In Vitro Biomolecular Interaction Studies and Cytotoxic Activities of Newly Synthesised Copper(II) Complexes Bearing 2‐Hydroxynaphthaldehyde‐Based Thiosemicarbazone

Abstract Two new thiosemicarbazone ligands of 2‐hydroxynaphthldehyde ( L1 and L2 ) and their square planar Cu(II) complexes ( C1 and C2 ) have been synthesised. The ligands and complexes were characterised by various spectroscopic technique (UV‐Visible spectra, FT IR (ATR), 1 H & 13 C NMR, ESI mass and EPR spectra). The molecular structure of ligands ( L1 and L2 ) and complex ( C2 ) were confirmed by single crystal X‐ray crystallography. C2 showed a slightly distorted square planar geometry.

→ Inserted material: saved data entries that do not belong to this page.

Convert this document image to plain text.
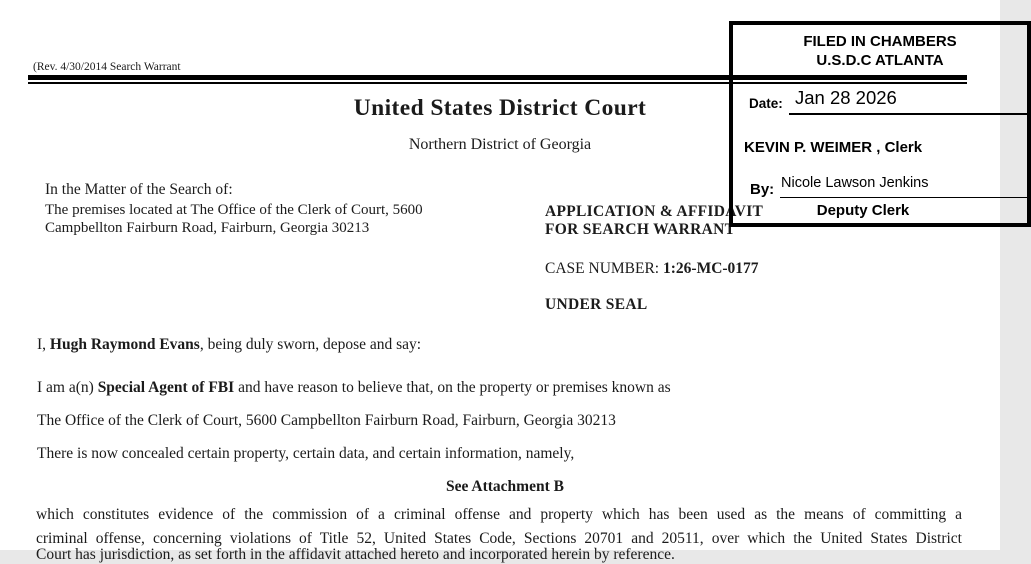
(Rev. 4/30/2014 Search Warrant
United States District Court
Northern District of Georgia
In the Matter of the Search of:
The premises located at The Office of the Clerk of Court, 5600 Campbellton Fairburn Road, Fairburn, Georgia 30213
APPLICATION & AFFIDAVIT
FOR SEARCH WARRANT
CASE NUMBER: 1:26-MC-0177
UNDER SEAL
I, Hugh Raymond Evans, being duly sworn, depose and say:
I am a(n) Special Agent of FBI and have reason to believe that, on the property or premises known as
The Office of the Clerk of Court, 5600 Campbellton Fairburn Road, Fairburn, Georgia 30213
There is now concealed certain property, certain data, and certain information, namely,
See Attachment B
which constitutes evidence of the commission of a criminal offense and property which has been used as the means of committing a
criminal offense, concerning violations of Title 52, United States Code, Sections 20701 and 20511, over which the United States District
Court has jurisdiction, as set forth in the affidavit attached hereto and incorporated herein by reference.
FILED IN CHAMBERS
U.S.D.C ATLANTA
Date: Jan 28 2026
KEVIN P. WEIMER , Clerk
By: Nicole Lawson Jenkins
Deputy Clerk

The in vitro DNA and protein (BSA) binding assay of these complexes were conducted using electronic absorption spectra and fluorescence spectra methods. In both cases, C2 showed stronger binding ability than C1 . The in vitro cytotoxic activity of the Cu(II) complexes towards lung cancer (A549) cell line and human kidney (HEK‐293 T) cancer cell lines were investigated, where complex C2 showed high cytotoxicity while maintaining low toxicity towards non‐cancer originated cell line i. e., HEK‐293 T. The mechanism of cell death by complex C1 and C2 has been inspected using Acridine Orange/Ethidium Bromide (AO/EB) staining, flow cytometry and ROS generation studies. This study offers a new perspective on the role and importance of the terminal [N(4)] substitution of thiosemicarbazone on the medicinal properties of copper(II) thiosemicarbazone complexes.